RUFUS DU SOL
Solace (Sony)
It is, actually, this record - solace.
Soothing but not somnolent, comforting but not blanketing, eyes up but not spinning, momentum rolling but controlled. When the shitshow that is national and international politics, or the likelihood that the climate is most of the way to hell already, starts to eat away at your enjoyment of life, this third album from the band once just known as Rufus could be the antidote. Or at least the reassuring distraction.
As it says it Underwater: “I just need a space … save me now, before I give up.”
Solace is the kind of record that doesn’t sit still, that disturbs the arrangement of your limbs in some way on most tracks, and yet drummer James Hunt never has you feeling you’ve gone at anyone’s pace but your own, Tyrone Lindqvist’s voice makes enquiries rather than demands, and Jon George’s keyboard sounds are conducive not abrasive.
Its surges – principally the second halves of Eyes, New Sky and All I’ve Got - are more swells than waves, lifting you rather than dunking you. Its genuinely pushy moments - Underwater (with its semi-industrial synth sounds), Lost In My Mind (picture a tempered Presets) and No Place (which recalls London Beat’s I’ve Been Thinking About You in its rhythm) - still offer more a glide into shore than any tumbling.
Without making some singer-in-a-garret record of ballads and ambience, George, Lindqvist and Hunt offer a safe space for dancers, romancers or just chancers. Even for people for whom electronica, pop or dance music aren’t favoured, there are no obvious reasons to dislike Solace.
Is this general favourability a good thing? Ah, that’s trickier.
It is reasonable to argue at times that a smooth journey can make for an uneventful and not particularly memorable one. It is not unfair often to claim that pleasant is the enemy of good. And that Solace doesn’t have the same kick in places as 2016’s Bloom is not really a point anyone would argue against.

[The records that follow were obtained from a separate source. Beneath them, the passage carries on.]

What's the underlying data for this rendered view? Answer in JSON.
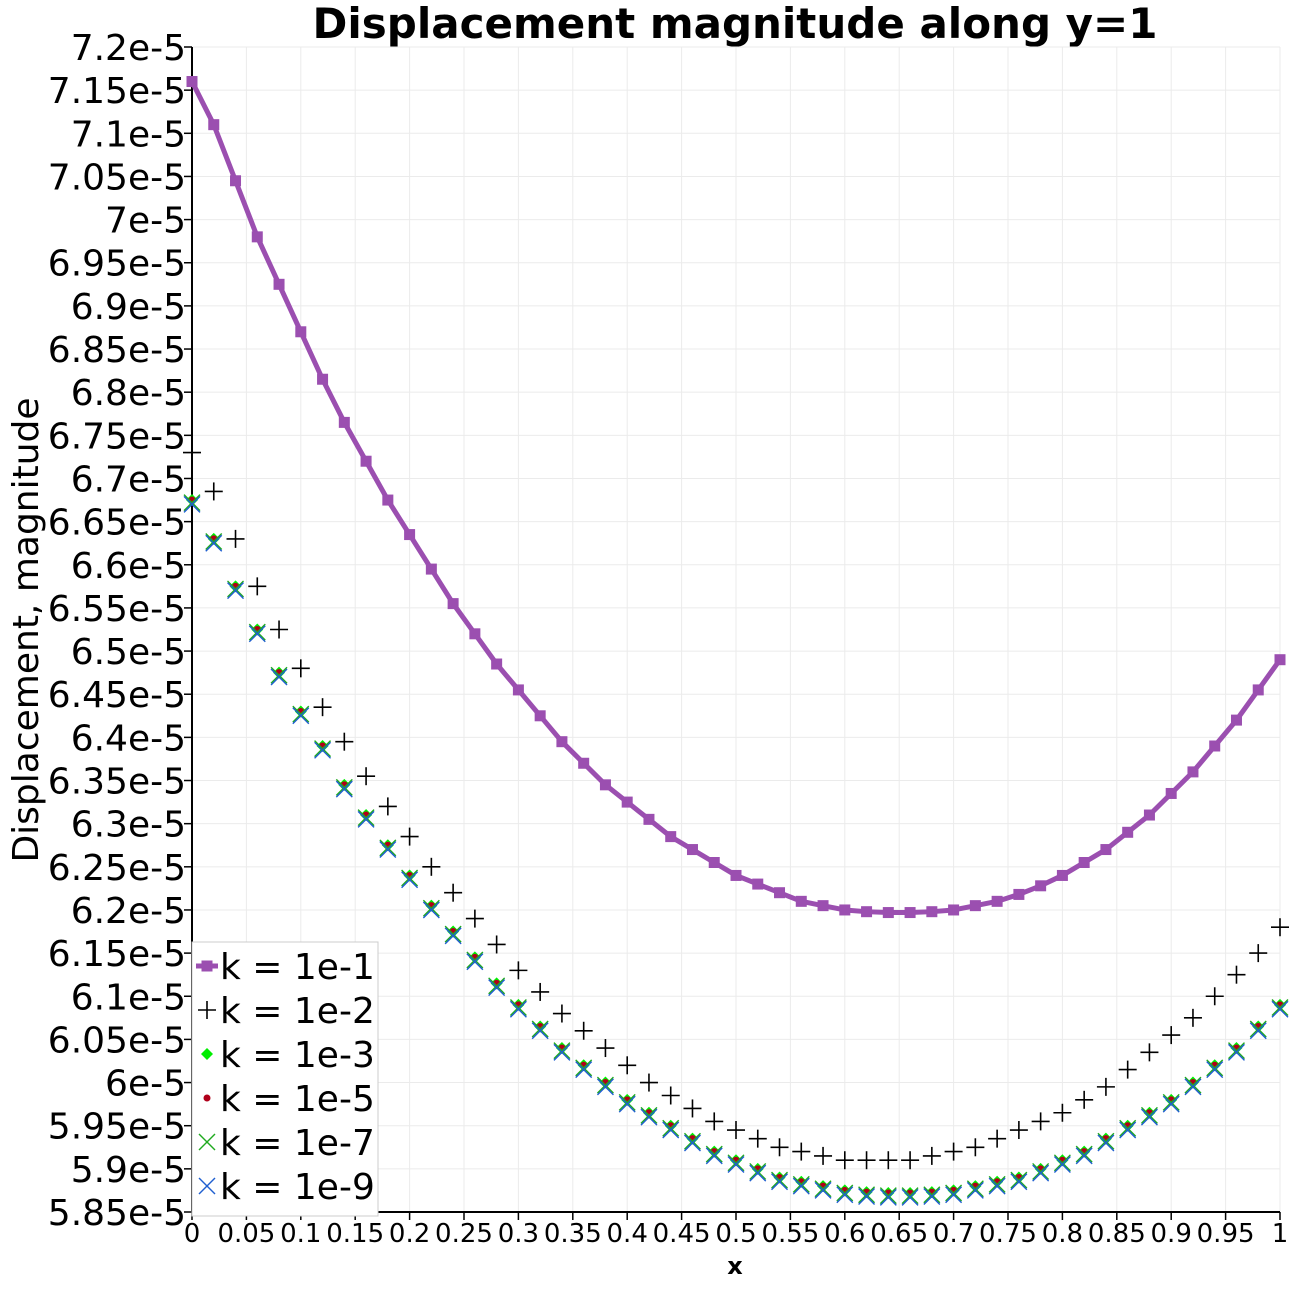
{
  "chart_data": {
    "type": "scatter",
    "title": "Displacement magnitude along y=1",
    "xlabel": "x",
    "ylabel": "Displacement, magnitude",
    "xlim": [
      0,
      1
    ],
    "ylim": [
      5.85e-05,
      7.2e-05
    ],
    "x_ticks": [
      "0",
      "0.05",
      "0.1",
      "0.15",
      "0.2",
      "0.25",
      "0.3",
      "0.35",
      "0.4",
      "0.45",
      "0.5",
      "0.55",
      "0.6",
      "0.65",
      "0.7",
      "0.75",
      "0.8",
      "0.85",
      "0.9",
      "0.95",
      "1"
    ],
    "y_ticks": [
      "7.2e-5",
      "7.15e-5",
      "7.1e-5",
      "7.05e-5",
      "7e-5",
      "6.95e-5",
      "6.9e-5",
      "6.85e-5",
      "6.8e-5",
      "6.75e-5",
      "6.7e-5",
      "6.65e-5",
      "6.6e-5",
      "6.55e-5",
      "6.5e-5",
      "6.45e-5",
      "6.4e-5",
      "6.35e-5",
      "6.3e-5",
      "6.25e-5",
      "6.2e-5",
      "6.15e-5",
      "6.1e-5",
      "6.05e-5",
      "6e-5",
      "5.95e-5",
      "5.9e-5",
      "5.85e-5"
    ],
    "grid": true,
    "legend_position": "bottom-left",
    "x": [
      0,
      0.02,
      0.04,
      0.06,
      0.08,
      0.1,
      0.12,
      0.14,
      0.16,
      0.18,
      0.2,
      0.22,
      0.24,
      0.26,
      0.28,
      0.3,
      0.32,
      0.34,
      0.36,
      0.38,
      0.4,
      0.42,
      0.44,
      0.46,
      0.48,
      0.5,
      0.52,
      0.54,
      0.56,
      0.58,
      0.6,
      0.62,
      0.64,
      0.66,
      0.68,
      0.7,
      0.72,
      0.74,
      0.76,
      0.78,
      0.8,
      0.82,
      0.84,
      0.86,
      0.88,
      0.9,
      0.92,
      0.94,
      0.96,
      0.98,
      1
    ],
    "series": [
      {
        "name": "k = 1e-1",
        "marker": "square-line",
        "color": "#9b4fb0",
        "values": [
          7.16e-05,
          7.11e-05,
          7.045e-05,
          6.98e-05,
          6.925e-05,
          6.87e-05,
          6.815e-05,
          6.765e-05,
          6.72e-05,
          6.675e-05,
          6.635e-05,
          6.595e-05,
          6.555e-05,
          6.52e-05,
          6.485e-05,
          6.455e-05,
          6.425e-05,
          6.395e-05,
          6.37e-05,
          6.345e-05,
          6.325e-05,
          6.305e-05,
          6.285e-05,
          6.27e-05,
          6.255e-05,
          6.24e-05,
          6.23e-05,
          6.22e-05,
          6.21e-05,
          6.205e-05,
          6.2e-05,
          6.198e-05,
          6.197e-05,
          6.197e-05,
          6.198e-05,
          6.2e-05,
          6.205e-05,
          6.21e-05,
          6.218e-05,
          6.228e-05,
          6.24e-05,
          6.255e-05,
          6.27e-05,
          6.29e-05,
          6.31e-05,
          6.335e-05,
          6.36e-05,
          6.39e-05,
          6.42e-05,
          6.455e-05,
          6.49e-05
        ]
      },
      {
        "name": "k = 1e-2",
        "marker": "plus",
        "color": "#000000",
        "values": [
          6.73e-05,
          6.685e-05,
          6.63e-05,
          6.575e-05,
          6.525e-05,
          6.48e-05,
          6.435e-05,
          6.395e-05,
          6.355e-05,
          6.32e-05,
          6.285e-05,
          6.25e-05,
          6.22e-05,
          6.19e-05,
          6.16e-05,
          6.13e-05,
          6.105e-05,
          6.08e-05,
          6.06e-05,
          6.04e-05,
          6.02e-05,
          6e-05,
          5.985e-05,
          5.97e-05,
          5.955e-05,
          5.945e-05,
          5.935e-05,
          5.925e-05,
          5.92e-05,
          5.915e-05,
          5.91e-05,
          5.91e-05,
          5.91e-05,
          5.91e-05,
          5.915e-05,
          5.92e-05,
          5.925e-05,
          5.935e-05,
          5.945e-05,
          5.955e-05,
          5.965e-05,
          5.98e-05,
          5.995e-05,
          6.015e-05,
          6.035e-05,
          6.055e-05,
          6.075e-05,
          6.1e-05,
          6.125e-05,
          6.15e-05,
          6.18e-05
        ]
      },
      {
        "name": "k = 1e-3",
        "marker": "diamond",
        "color": "#00ee00",
        "values": [
          6.675e-05,
          6.63e-05,
          6.575e-05,
          6.525e-05,
          6.475e-05,
          6.43e-05,
          6.39e-05,
          6.345e-05,
          6.31e-05,
          6.275e-05,
          6.24e-05,
          6.205e-05,
          6.175e-05,
          6.145e-05,
          6.115e-05,
          6.09e-05,
          6.065e-05,
          6.04e-05,
          6.02e-05,
          6e-05,
          5.98e-05,
          5.965e-05,
          5.95e-05,
          5.935e-05,
          5.92e-05,
          5.91e-05,
          5.9e-05,
          5.89e-05,
          5.885e-05,
          5.88e-05,
          5.875e-05,
          5.873e-05,
          5.872e-05,
          5.872e-05,
          5.873e-05,
          5.875e-05,
          5.88e-05,
          5.885e-05,
          5.89e-05,
          5.9e-05,
          5.91e-05,
          5.92e-05,
          5.935e-05,
          5.95e-05,
          5.965e-05,
          5.98e-05,
          6e-05,
          6.02e-05,
          6.04e-05,
          6.065e-05,
          6.09e-05
        ]
      },
      {
        "name": "k = 1e-5",
        "marker": "dot",
        "color": "#b0001a",
        "values": [
          6.675e-05,
          6.63e-05,
          6.575e-05,
          6.525e-05,
          6.475e-05,
          6.43e-05,
          6.39e-05,
          6.345e-05,
          6.31e-05,
          6.275e-05,
          6.24e-05,
          6.205e-05,
          6.175e-05,
          6.145e-05,
          6.115e-05,
          6.09e-05,
          6.065e-05,
          6.04e-05,
          6.02e-05,
          6e-05,
          5.98e-05,
          5.965e-05,
          5.95e-05,
          5.935e-05,
          5.92e-05,
          5.91e-05,
          5.9e-05,
          5.89e-05,
          5.885e-05,
          5.88e-05,
          5.875e-05,
          5.873e-05,
          5.872e-05,
          5.872e-05,
          5.873e-05,
          5.875e-05,
          5.88e-05,
          5.885e-05,
          5.89e-05,
          5.9e-05,
          5.91e-05,
          5.92e-05,
          5.935e-05,
          5.95e-05,
          5.965e-05,
          5.98e-05,
          6e-05,
          6.02e-05,
          6.04e-05,
          6.065e-05,
          6.09e-05
        ]
      },
      {
        "name": "k = 1e-7",
        "marker": "cross",
        "color": "#1faa1f",
        "values": [
          6.672e-05,
          6.627e-05,
          6.572e-05,
          6.522e-05,
          6.472e-05,
          6.427e-05,
          6.387e-05,
          6.342e-05,
          6.307e-05,
          6.272e-05,
          6.237e-05,
          6.202e-05,
          6.172e-05,
          6.142e-05,
          6.112e-05,
          6.087e-05,
          6.062e-05,
          6.037e-05,
          6.017e-05,
          5.997e-05,
          5.977e-05,
          5.962e-05,
          5.947e-05,
          5.932e-05,
          5.917e-05,
          5.907e-05,
          5.897e-05,
          5.887e-05,
          5.882e-05,
          5.877e-05,
          5.872e-05,
          5.87e-05,
          5.869e-05,
          5.869e-05,
          5.87e-05,
          5.872e-05,
          5.877e-05,
          5.882e-05,
          5.887e-05,
          5.897e-05,
          5.907e-05,
          5.917e-05,
          5.932e-05,
          5.947e-05,
          5.962e-05,
          5.977e-05,
          5.997e-05,
          6.017e-05,
          6.037e-05,
          6.062e-05,
          6.087e-05
        ]
      },
      {
        "name": "k = 1e-9",
        "marker": "cross",
        "color": "#1f5fd0",
        "values": [
          6.67e-05,
          6.625e-05,
          6.57e-05,
          6.52e-05,
          6.47e-05,
          6.425e-05,
          6.385e-05,
          6.34e-05,
          6.305e-05,
          6.27e-05,
          6.235e-05,
          6.2e-05,
          6.17e-05,
          6.14e-05,
          6.11e-05,
          6.085e-05,
          6.06e-05,
          6.035e-05,
          6.015e-05,
          5.995e-05,
          5.975e-05,
          5.96e-05,
          5.945e-05,
          5.93e-05,
          5.915e-05,
          5.905e-05,
          5.895e-05,
          5.885e-05,
          5.88e-05,
          5.875e-05,
          5.87e-05,
          5.868e-05,
          5.867e-05,
          5.867e-05,
          5.868e-05,
          5.87e-05,
          5.875e-05,
          5.88e-05,
          5.885e-05,
          5.895e-05,
          5.905e-05,
          5.915e-05,
          5.93e-05,
          5.945e-05,
          5.96e-05,
          5.975e-05,
          5.995e-05,
          6.015e-05,
          6.035e-05,
          6.06e-05,
          6.085e-05
        ]
      }
    ]
  }
}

(Incidentally, I don’t know why exactly but I’m not a fan of the new – to Australia – longer band name. Business sense made it practical for Rufus to have one name around the world: back in 2014 they explained this legally-driven US name as based on the fact “trademark is a serious bitch”, with multi-name confusion no less a bitch. And in the end it matters little, we’ll get used to it, and will call them Rufus anyway. But still ...)
Yet, I reckon the quantum of this solace is positive. I’d have celebrated more assertiveness, for sure, but there’s warmth and light throughout this record. There are moments of easy to hold on joy too. And there’s a facility for singing-with-everyone-else melodic offerings that, right up to the closing Another Life – where “I guess it’s time to say goodnight/I’ll see you in another life” feels more like a shared future hope than a disappointing end to a current one – does make you feel good.
Feeling good? Drawing solace from the comfort of strangers? There are worse things.